Rita Schwartz, of the teachers union, praised him as a "rock star," comparatively. "He is definitely different from Rigali," she said. "Rigali was very nice but aloof, remote. Bevilacqua was approachable at first; then he got so surrounded by layers and layers that you couldn't get to him. So I find him [Chaput] very easy to deal with. I just hope what he has started here ends on a good note."
The hosanna choir, however, apparently does not sing in union about his politics.
Galling to blue-hued Catholics is the fierceness with which Chaput has denounced the Obama administration's health-care mandate, requiring virtually all employer insurance plans to cover contraceptives and some sterilization procedures.

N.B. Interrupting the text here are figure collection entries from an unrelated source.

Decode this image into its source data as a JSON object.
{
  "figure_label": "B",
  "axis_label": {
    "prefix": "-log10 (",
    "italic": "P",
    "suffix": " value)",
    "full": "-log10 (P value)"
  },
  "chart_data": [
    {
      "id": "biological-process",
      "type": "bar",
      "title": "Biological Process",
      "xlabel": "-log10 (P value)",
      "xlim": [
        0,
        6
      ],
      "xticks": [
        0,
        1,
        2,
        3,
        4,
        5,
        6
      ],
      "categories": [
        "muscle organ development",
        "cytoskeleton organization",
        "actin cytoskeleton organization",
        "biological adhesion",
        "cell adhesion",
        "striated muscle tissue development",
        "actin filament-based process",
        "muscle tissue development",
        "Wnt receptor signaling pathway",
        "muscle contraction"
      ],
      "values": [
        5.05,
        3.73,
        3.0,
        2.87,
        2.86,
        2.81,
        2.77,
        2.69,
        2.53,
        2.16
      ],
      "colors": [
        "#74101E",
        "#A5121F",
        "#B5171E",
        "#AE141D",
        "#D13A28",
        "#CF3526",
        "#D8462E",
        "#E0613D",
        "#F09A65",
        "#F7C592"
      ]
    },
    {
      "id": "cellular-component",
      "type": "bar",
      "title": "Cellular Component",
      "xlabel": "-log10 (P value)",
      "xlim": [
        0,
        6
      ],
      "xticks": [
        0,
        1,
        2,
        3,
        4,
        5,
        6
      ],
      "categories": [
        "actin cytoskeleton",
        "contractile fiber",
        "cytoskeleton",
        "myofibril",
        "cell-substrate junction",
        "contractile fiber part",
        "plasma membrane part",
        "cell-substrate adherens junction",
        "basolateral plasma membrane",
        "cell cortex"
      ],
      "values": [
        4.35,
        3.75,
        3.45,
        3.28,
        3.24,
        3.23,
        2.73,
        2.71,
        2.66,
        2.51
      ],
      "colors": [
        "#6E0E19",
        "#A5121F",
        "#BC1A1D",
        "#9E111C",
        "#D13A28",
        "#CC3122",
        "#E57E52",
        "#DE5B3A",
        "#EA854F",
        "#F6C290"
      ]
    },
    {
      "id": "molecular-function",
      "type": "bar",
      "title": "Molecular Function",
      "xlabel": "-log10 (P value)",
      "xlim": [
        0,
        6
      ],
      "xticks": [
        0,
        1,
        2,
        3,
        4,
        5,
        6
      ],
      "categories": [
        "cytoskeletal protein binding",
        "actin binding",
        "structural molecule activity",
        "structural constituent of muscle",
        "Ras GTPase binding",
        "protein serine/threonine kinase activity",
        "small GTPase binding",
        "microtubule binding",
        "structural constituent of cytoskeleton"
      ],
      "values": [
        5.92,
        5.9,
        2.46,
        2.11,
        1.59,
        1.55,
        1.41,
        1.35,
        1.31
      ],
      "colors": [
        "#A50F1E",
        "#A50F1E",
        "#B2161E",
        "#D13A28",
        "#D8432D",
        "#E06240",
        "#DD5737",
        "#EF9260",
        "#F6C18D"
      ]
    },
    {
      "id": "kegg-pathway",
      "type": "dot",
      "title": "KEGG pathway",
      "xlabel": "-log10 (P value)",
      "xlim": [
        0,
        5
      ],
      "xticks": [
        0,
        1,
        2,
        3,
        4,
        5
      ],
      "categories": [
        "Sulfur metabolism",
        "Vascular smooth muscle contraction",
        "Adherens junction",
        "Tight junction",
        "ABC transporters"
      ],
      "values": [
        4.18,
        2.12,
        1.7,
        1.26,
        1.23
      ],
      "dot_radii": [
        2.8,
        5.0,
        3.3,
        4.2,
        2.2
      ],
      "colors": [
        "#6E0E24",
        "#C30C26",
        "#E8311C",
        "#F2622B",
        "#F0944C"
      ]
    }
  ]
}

The mandate is "the most aggressive attack on religious freedom in our country. . . in recent memory," Chaput thundered in an Inquirer opinion piece in February.
Since then, the archdiocesan website has presented at least 28 documents criticizing the contraceptive mandate on religious-freedom grounds. Parish bulletins have denounced the plan. And Chaput has blasted it in speeches in other cities.
"He's probably the most powerful of all the [American] bishops because he's got more brains than any of them," said Betty Clermont, author of the 2009 book NeoCatholics, on the rise of political conservatism among American Catholics. "He gives them their talking points."
Like Clermont, Steven Krueger, executive director of the Boston-based group Catholic Democrats, accuses Chaput and his brother bishops of using the religious-freedom issue to derail Obama's reelection bid.
"While there's nothing wrong with a Catholic bishop being a Republican or a Democrat," Krueger said, "there's something eerily unsettling when the archbishop's political affiliation and the teaching authority he rightfully claims conflate, so that he becomes more of a partisan political figure than a shepherd."
Told of Krueger's criticism, Chaput became visibly annoyed and leaned forward in his chair. "Can a group that calls itself 'Catholic Democrats' talk about politicizing things?
"That's absolutely ridiculous."
Asked if he had a preferred candidate in the presidential elections, Chaput allowed a small smile and shook his head. "I don't talk about candidates," he said. "I just talk about the issues."
The final stage
Chaput envisions a Catholic Church in Philadelphia that is solvent and scaled-down, one in which money is spent not on maintaining "structures," but on "the mission of the church, which is to preach Jesus Christ and care for the poor."
He marvels at the 27 years that Cardinal John J. Krol had at the helm of the archdiocese, and the 33 years of Cardinal Dennis J. Dougherty.
"You can be very effective," he said, "if you have a time like that."
But the archbishop has done the arithmetic. He turns 68 later this month, putting him seven years away from the church's mandatory retirement age.
By then, "I hope things will be settled some" in the archdiocese, he said. "But I don't think they'll be completely settled.
"So I imagine my whole time here will be a time of settling, but no, never attaining it."